During testimony before the House Financial Services Committee, the Chairman of the US Securities and Exchange Commission (SEC), Gary Gensler, affirmed that the agency will continue to enforce strict laws on local crypto platforms. In response, Committee Chairman Rep. Patrick McHenry expressed concern that the SEC’s aggressive approach could drive such firms away from the USA, hampering innovation.
Gensler revealed that he has never owned any digital assets, which he classifies as “highly speculative.” This is a shift from his earlier stance in which he expressed intrigue for the crypto sector.
Exchanges ‘Don’t Have a Choice’
Gensler faced criticism from House Republicans who claimed that the SEC’s actions have weakened America’s position as a center for cryptocurrency innovation. McHenry argued that the agency should not rely on “regulation by enforcement,” labeling the method as insufficient and unsustainable.
“Your approach is driving innovation overseas and endangering American competitiveness.”
Gensler denied the claim that US crypto exchanges do not know how to comply with the law, stating that there is a clear regulatory framework that such platforms should follow:
“We have a whole field in crypto that understands the law, and if they are providing exchange services, broker-dealer services, clearing services of crypto security tokens, they should come into compliance. They don’t have a choice. They’re noncompliant generally, and they need to come into compliance.”

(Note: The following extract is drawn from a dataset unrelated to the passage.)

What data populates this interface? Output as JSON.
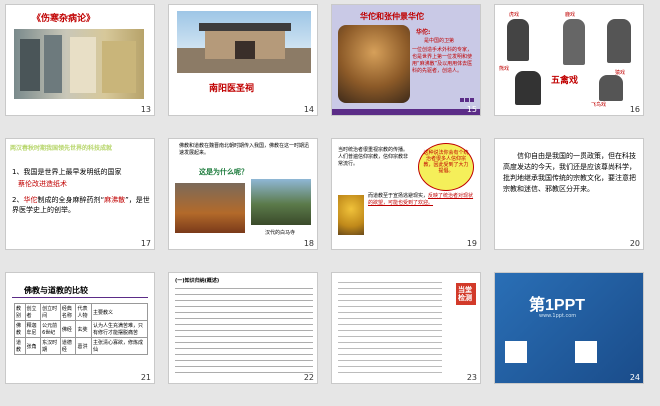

The regulatory uncertainty in the US has already become an obstacle for some crypto organizations. CEO of Coinbase, Brian Armstrong, recently hinted that his platform might relocate if proper legislation on the industry is not implemented by domestic watchdogs.
Gensler is not a HODLer
Gensler also declared that he has never personally owned bitcoin or any other cryptocurrencies, adding that the only digital assets he has are his “bank account” and “brokerage account.” Despite not being asked about his view, he called the asset class “highly speculative.”
However, this is a shift from his earlier affirmation of the crypto sector in the summer of 2021, in which he stated, “While I’m neutral on the technology, even intrigued, I spend three years teaching it, leaning into it – I’m not neutral about investor protection. If somebody wants to speculate, that’s their choice, but we have a role as a nation to protect those investors against fraud.”